IWSLT 2011

Human Evaluation data

The complete release of the IWSLT 2011 human evaluation data is available here.

The human evaluation was carried out on all primary runs submitted by participants to the following tasks:

  • SLT-EF

  • MT-EF

  • MT-AE

  • MT-CE

For all MT tasks, individual systems were jointly evaluated with the SC runs and the additional online system runs prepared by the organizers.

For each task, systems were evaluated on an evaluation set composed of 400 sentences randomly taken from the test set used for automatic evaluation.

The IWSLT 2011 human evaluation focused on System Ranking, which aims at producing a complete ordering of the systems participating in a given task. In IWSLT 2011, the ranking evaluation was carried out with the following characteristics:

  • the paired-comparison method was used, where judges were given two MT outputs of the same input sentence as well as a reference translation and had to decide which of the two translation hypotheses was better, taking into account both content and fluency of the translation. Judges were also given the possibility to assign a tie, in case both translations were equally good or bad

  • full coverage of paired comparisons between systems was achieved by adopting a round-robin tournament structure, which is the the most complete way to determine system ranking

  • the evaluation was carried out using crowdsourcing: all the pairwise comparisons to be evaluated were posted to Amazon’s Mechanical Turk through the CrowdFlower interface.
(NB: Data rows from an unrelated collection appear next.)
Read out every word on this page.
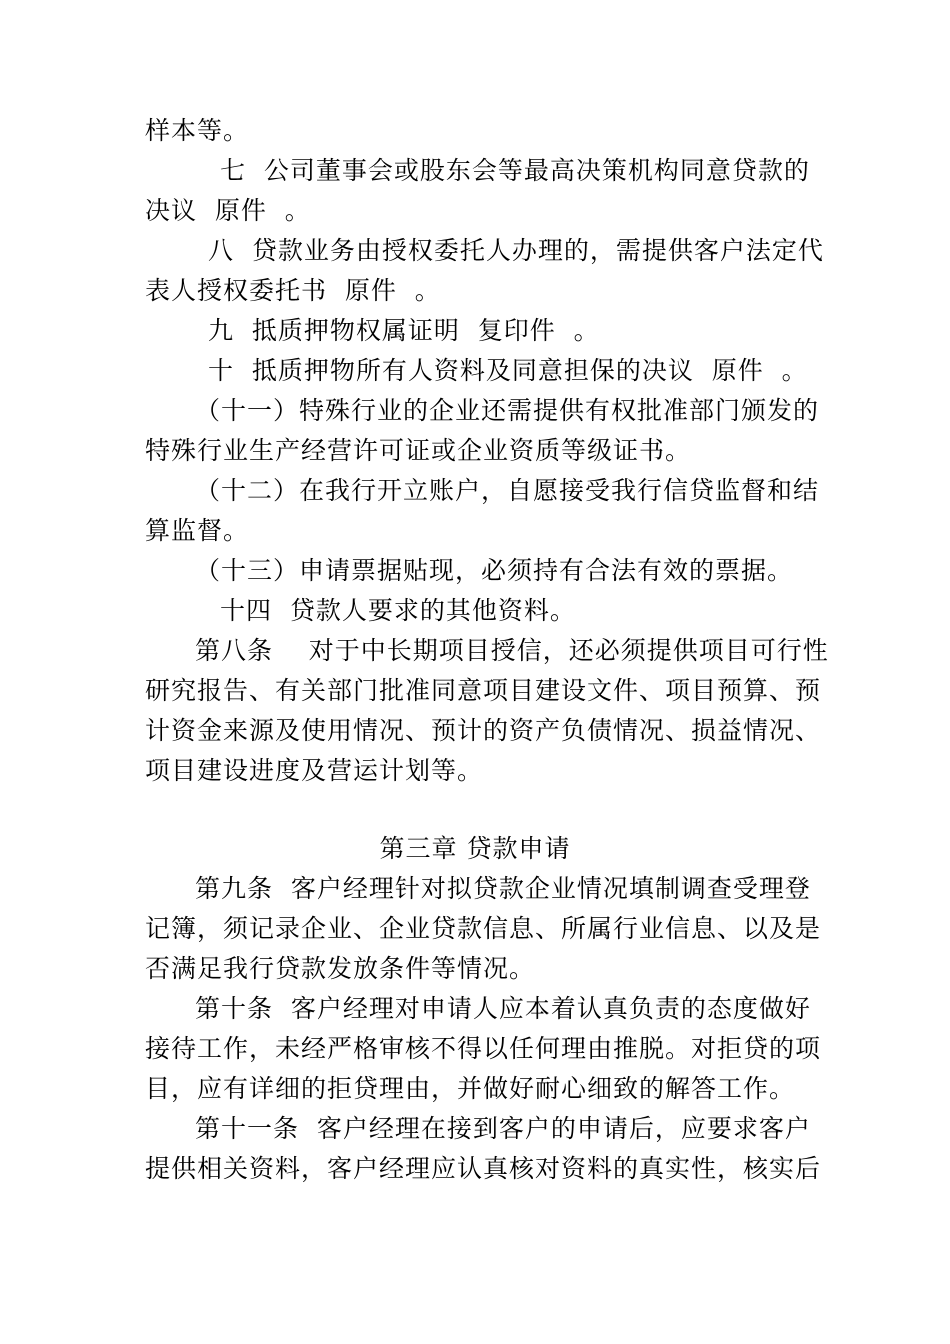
样本等。
七  公司董事会或股东会等最高决策机构同意贷款的
决议  原件  。
八  贷款业务由授权委托人办理的，需提供客户法定代
表人授权委托书  原件  。
九  抵质押物权属证明  复印件  。
十  抵质押物所有人资料及同意担保的决议  原件  。
（十一）特殊行业的企业还需提供有权批准部门颁发的
特殊行业生产经营许可证或企业资质等级证书。
（十二）在我行开立账户，自愿接受我行信贷监督和结
算监督。
（十三）申请票据贴现，必须持有合法有效的票据。
十四  贷款人要求的其他资料。
第八条    对于中长期项目授信，还必须提供项目可行性
研究报告、有关部门批准同意项目建设文件、项目预算、预
计资金来源及使用情况、预计的资产负债情况、损益情况、
项目建设进度及营运计划等。
第三章 贷款申请
第九条  客户经理针对拟贷款企业情况填制调查受理登
记簿，须记录企业、企业贷款信息、所属行业信息、以及是
否满足我行贷款发放条件等情况。
第十条  客户经理对申请人应本着认真负责的态度做好
接待工作，未经严格审核不得以任何理由推脱。对拒贷的项
目，应有详细的拒贷理由，并做好耐心细致的解答工作。
第十一条  客户经理在接到客户的申请后，应要求客户
提供相关资料，客户经理应认真核对资料的真实性，核实后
For further information, see the following papers:

Marcello Federico, Luisa Bentivogli, Michael Paul, Sebastian Stüker. 2011. Overview of the IWSLT 2011 evaluation campaign. In Proceedings of the International Workshop on Spoken Language Translation (IWSLT), San Francisco, CA, 8-9 December 2011.

Marcello Federico, Sebastian Stueker, Luisa Bentivogli, Michael Paul, Mauro Cettolo, Teresa Herrmann, Jan Niehues, Giovanni Moretti. 2012. The IWSLT 2011 Evaluation Campaign on Automatic Talk Translation. In Proceedings of LREC 2012, Istanbul, Turkey, 23-25 May 2012.